The more real reasons – the US’ obsessive calls for non-cooperation with China and the EU’s reluctance to become economically dependent on China – are mentioned only in passing.
On the other hand, they vividly depict the benefits that Beijing is losing from Xi Jinping’s gigantic project, which could attract $1 trillion in investment and connect Asia with Europe, Africa and Latin America with a new network of railways and roads, ports, pipelines and other infrastructure. American propagandists also press the fact that five years ago, some European countries (implying, we must assume, Italy) were actively involved in the Belt and Road Initiative, and the first forum of the project in 2017 was attended by leaders and high-level representatives of 30 countries, while in 2019 there were already 38.
However, all this pastoral picture, according to Washington, was spoilt for Beijing by the “wrong choice” between the “absolutely toxic Putin” and the leadership of European countries, who solidarity refused to come to the forum of China’s giant One Belt, One Road project because Putin was invited to it.
This kind of pitting Beijing against Moscow from across the ocean is aimed at fuelling trends in Chinese foreign economic activity that run counter to Russian interests. By the middle of this summer, China had almost doubled its supplies to Europe, bypassing Russia. Washington’s interest in this can be clearly read. It is not a question of China depriving Russia’s northern neighbour of lucrative transit contracts. It is a slightly more complex task: to ensure the resource independence of the Central Asian states from Russia and tie them to China.
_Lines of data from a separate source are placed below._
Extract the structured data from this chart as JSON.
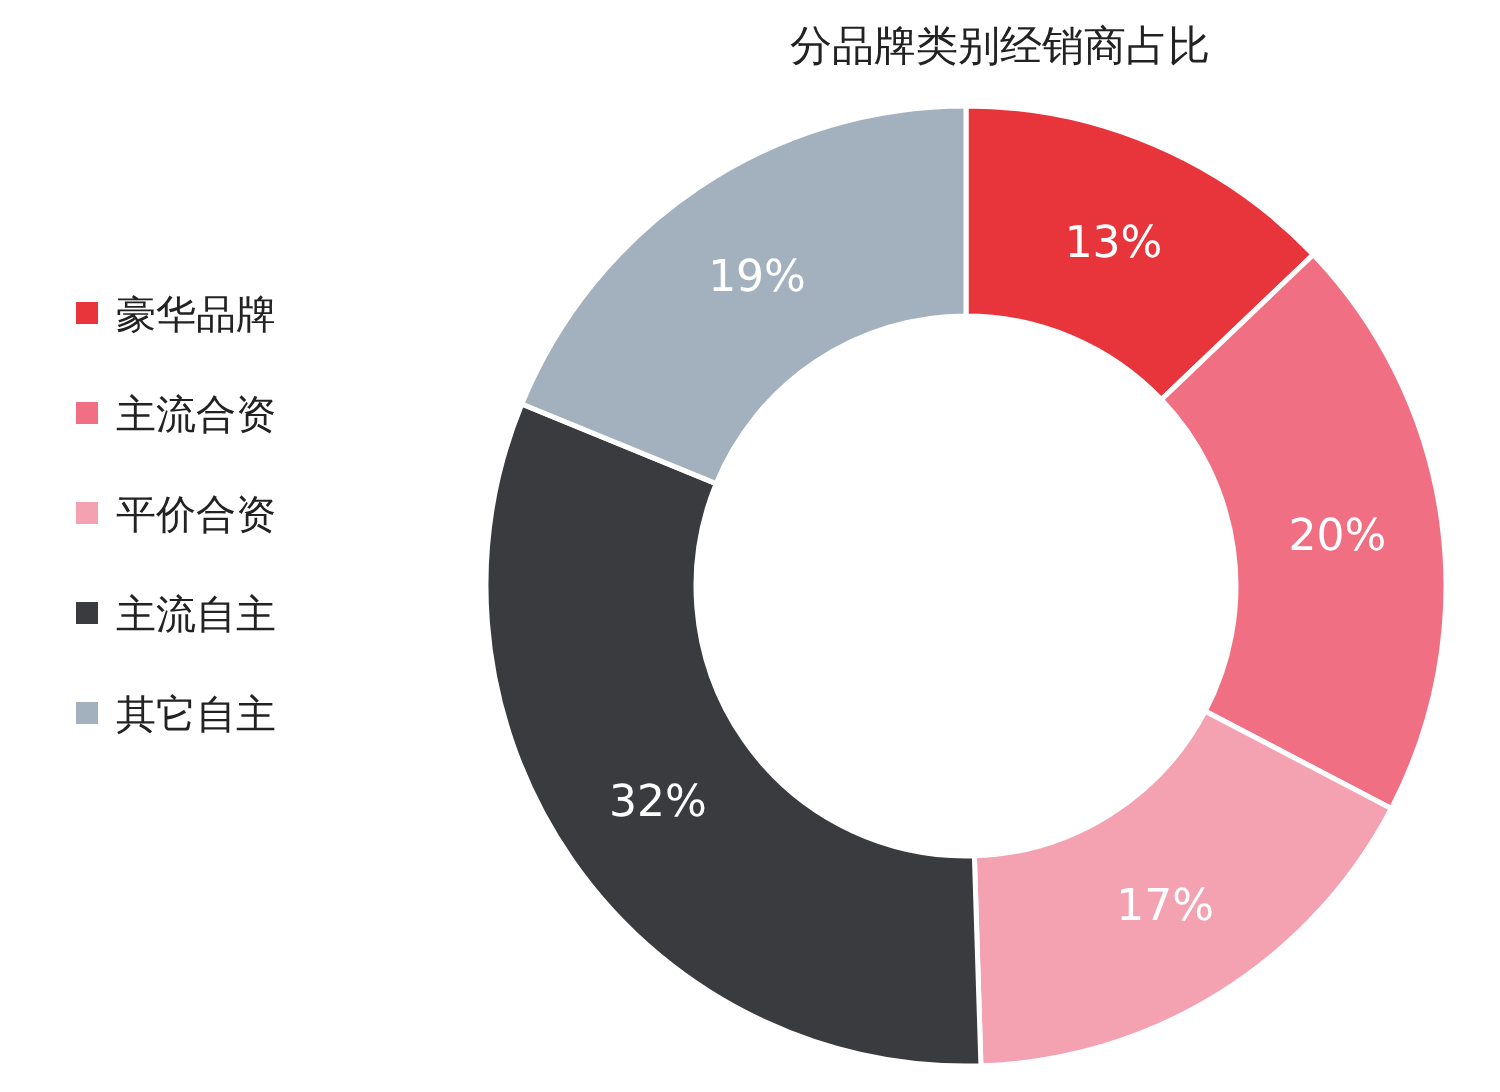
{
  "chart_data": {
    "type": "donut",
    "title": "分品牌类别经销商占比",
    "categories": [
      "豪华品牌",
      "主流合资",
      "平价合资",
      "主流自主",
      "其它自主"
    ],
    "values": [
      13,
      20,
      17,
      32,
      19
    ],
    "colors": [
      "#e8353b",
      "#f06f83",
      "#f4a1b2",
      "#3a3b3e",
      "#a3b1be"
    ],
    "value_labels": [
      "13%",
      "20%",
      "17%",
      "32%",
      "19%"
    ],
    "legend": "left"
  }
}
Russia’s influence in Central Asia is already on a declining trend, but China must add momentum to these processes and at the same time put an economic weight around its neck in the form of the post-Soviet republics.
The U.S. is betting on reducing Russia’s trade positions and creating a weak position for Russia in any negotiations with China. In order to support these trends and processes, the leading powers of the EU and Britain are pitted against Beijing from the west of the Eurasian continent.
All these developments give Russia a chance to find the balance of relations with the West and China that will be useful for its sovereign development.